Composta da quattro nuclei tematici, la Suite 347 si apre con Picasso, la sua opera e il suo pubblico, una sorta di presentazione dei soggetti principali e di tutte le tecniche e gli stili utilizzati, prosegue con Mitologia e circo, in cui affiorano la mitologia mediterranea e i temi della sua opera, il Don Chisciotte, la mezzana, i personaggi di Rembrandt eccetera, e con La Celestina, ovvero le stampe selezionate per illustrare l’omonimo capolavoro di Fernando de Rojas, si chiude con Il pittore e la modella che comprende il citato Raffaello e la Fornarina, dove viene ripreso un soggetto già trattato da Ingres, ma con maggiore ironia e malizia.
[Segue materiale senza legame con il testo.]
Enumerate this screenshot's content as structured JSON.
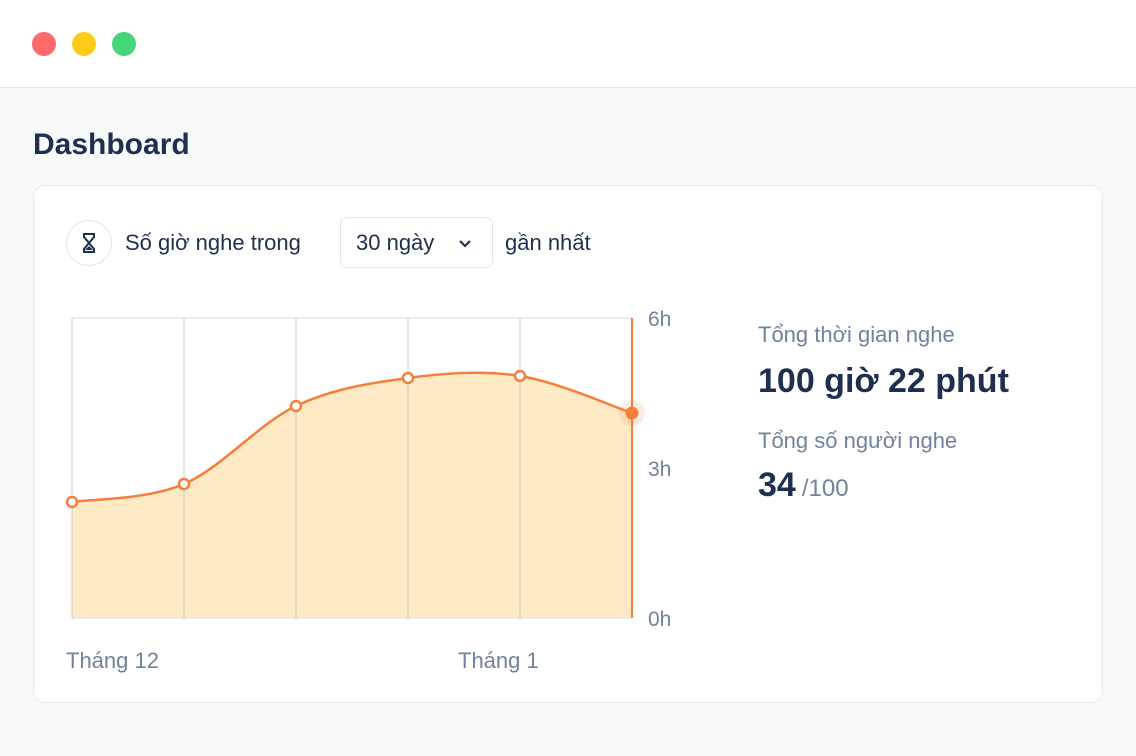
{
  "window": {
    "controls": [
      {
        "name": "close",
        "color": "#fe6b6b"
      },
      {
        "name": "minimize",
        "color": "#fbcc1a"
      },
      {
        "name": "maximize",
        "color": "#44d67a"
      }
    ]
  },
  "page_title": "Dashboard",
  "card": {
    "icon": "hourglass-icon",
    "prefix": "Số giờ nghe trong",
    "period_select": "30 ngày",
    "suffix": "gần nhất",
    "stats": {
      "total_time_label": "Tổng thời gian nghe",
      "total_time_value": "100 giờ 22 phút",
      "listeners_label": "Tổng số người nghe",
      "listeners_value": "34",
      "listeners_total": "/100"
    }
  },
  "chart_data": {
    "type": "area",
    "x": [
      1,
      2,
      3,
      4,
      5,
      6
    ],
    "values": [
      2.32,
      2.68,
      4.24,
      4.8,
      4.84,
      4.1
    ],
    "ylim": [
      0,
      6
    ],
    "y_ticks": [
      "0h",
      "3h",
      "6h"
    ],
    "x_tick_labels": [
      {
        "at": 1,
        "label": "Tháng 12"
      },
      {
        "at": 4.5,
        "label": "Tháng 1"
      }
    ],
    "highlighted_point": 6,
    "line_color": "#f57e3a",
    "fill_color": "#feeac4",
    "grid": "vertical"
  }
}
Per chi vuole divertirsi a vedere come e quanto la cronaca di quella stagione sessantottina abbia eccitato la fantasia dell’autore, si rimanda al saggio «Picasso burlone» di Brigitte Baer presente nel catalogo (curato da Ivana Iotta e Donatella Migliore) che puntigliosamente va alla ricerca di avvenimenti, trasmissioni televisive, notizie giornalistiche trasfigurate poi in creazione artistica. Qui ci accontentiamo di segnalarne uno, il più emblematico, che prende spunto dalla grande manifestazione studentesca al Quartiere latino del 19 aprile ’68. Due giorni dopo, Picasso incide una caricatura di de Gaulle, con una corazza che sembra quella del Filippo IV di Velázquez, i pantaloni abbassati, il sesso inanimato. La «Marianna», cioè la Francia a cui si rivolge, è una donna moderna, grassa e in pantofole che è stata cancellata per far posto a una ragazza magrissima e scalza, un cappello di paglia come unico indumento, una chioma lunghissima. Il generale-presidente della Francia non ha più il suo pubblico, la nuova generazione non ha fascino. Picasso, è il sottinteso, ha ancora l’uno e l’altro... Non andiamo oltre con gli accostamenti e i prestiti perché, come diceva Picasso stesso, «ci sono molti enigmi nelle 347 incisioni e senza dubbio, data la loro stranezza, continueranno a rimanere tali a lungo, forse per sempre»... In realtà, tutta la Suite 347 è una sorta di inno panico fatto di concentrazione ed energia, dove si irride e si scherza su tutto, la vecchiaia impotente e la giovinezza incosciente, gli sfarzi inutili del potere e le lusinghe del successo, il sesso ridotto a guardonismo e il sesso come lotta estenuante che porta alla morte, i cortigiani e i saltimbanchi del potere.
La vecchiaia di Picasso fu artisticamente piena quanto lo erano state la giovinezza e la maturità. Tra il ’69 e il ’70 dipinse ancora 165 quadri, nel 1971, per i suoi novant’anni, Parigi lo festeggiò con un omaggio straordinario, mai tributato prima di allora a nessun artista vivente: una esposizione nella Grande galleria del Louvre... Lui non andò e le foto scattate quel giorno mentre se ne sta a dipingere a Nôtre Dame-de-vie rimandano a quelle di almeno un ventennio prima, gli immensi occhi scuri scintillanti di intelligenza e di vita, un uomo nella sua integrità.

Morirà tre anni dopo, quasi senza accorgersene e il miglior epitaffio resta una poesia di Rafael Alberti: «Per te ogni giorno inizia/ simile a una possente erezione, un’ardente/ lancia puntata contro il sole che sorge./ È Priapo che inturgidisce ancora/ l’invenzione della tua grazia e dei tuoi mostri».